Estranhei, mas como cada casa é uma casa resolvi deixar de lado tanto o aspecto suado, a calça jeans, a camisa de trabalho, a incorporação relâmpago e o abandono dos filhos, para esperar a consulta com a criançada. Quando fui chamado, percebi que tanto fazia a senha que havia pego, pois falaram para eu escolher o médium, fui na primeira criança a minha frente, incorporada em uma jovem moça. Ela me atendeu bem, me deu doces e perguntou o meu problema. Contei a ela o que me afligia naquele momento e ela me passou uma mironga (que já era conhecida minha, devido a estudos em outros campos).

– Tio, pega enxofre e faz um círculo e no meio põe uma vela azul de pai Ogum. Aí você faz isso na porta de dentro do teu trabalho tio. Atrás da porta e espera lá até acabar de queimar. – E desenhou com açúcar no chão como tinha que ser.

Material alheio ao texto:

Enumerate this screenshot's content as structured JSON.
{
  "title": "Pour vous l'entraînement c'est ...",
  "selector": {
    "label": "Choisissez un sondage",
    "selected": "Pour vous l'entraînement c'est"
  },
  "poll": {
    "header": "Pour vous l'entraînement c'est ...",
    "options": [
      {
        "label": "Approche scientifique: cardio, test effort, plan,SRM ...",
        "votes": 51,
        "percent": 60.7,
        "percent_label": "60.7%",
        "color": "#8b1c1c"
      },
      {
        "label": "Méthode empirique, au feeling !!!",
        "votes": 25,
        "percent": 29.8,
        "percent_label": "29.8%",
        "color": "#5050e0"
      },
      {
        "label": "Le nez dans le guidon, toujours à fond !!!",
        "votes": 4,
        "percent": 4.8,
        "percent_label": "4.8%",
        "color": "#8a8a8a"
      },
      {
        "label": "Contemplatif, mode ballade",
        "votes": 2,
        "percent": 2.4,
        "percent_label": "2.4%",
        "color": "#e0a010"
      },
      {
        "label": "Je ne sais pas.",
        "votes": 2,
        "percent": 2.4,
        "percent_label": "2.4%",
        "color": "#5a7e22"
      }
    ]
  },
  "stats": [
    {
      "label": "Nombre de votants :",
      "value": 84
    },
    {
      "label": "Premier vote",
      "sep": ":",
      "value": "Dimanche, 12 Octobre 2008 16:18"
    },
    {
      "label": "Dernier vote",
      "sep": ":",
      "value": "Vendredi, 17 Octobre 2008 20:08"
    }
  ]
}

Agradeci a erê e fui embora, mas achei estranha a mironga dada por ela. Não pela mironga em si, mas por ser um erê a passar. Havia aprendido algo similar em círculos de magia.

Sei que passado o dia, no outro fui fazer a bendita mironga e bem, fui parar o hospital com uma intoxicação por fumaça de enxofre. Claro, a vela fez o enxofre pegar “fogo” e a fumaça que subiu entrou queimando em minhas narinas, pois era um local fechado. Aí eu aprendi algumas coisas, principalmente a desconfiar dos médiuns e das entidades e prezar pelo discernimento. Ainda bem que não houve nenhuma lesão mais grave, foi uma intoxicação leve, pois no mesmo momento percebi que tava fazendo mal e “apaguei” da pior forma o “incêndio do inferno”. A médica deu risada da minha cara, quando contei que fui intoxicado pela macumba. Vivendo e aprendendo!

Hoje esse terreiro mudou novamente de local e pelos relatos que ouço, continua igual, a mesma bagunça, uma gira de erê interminável!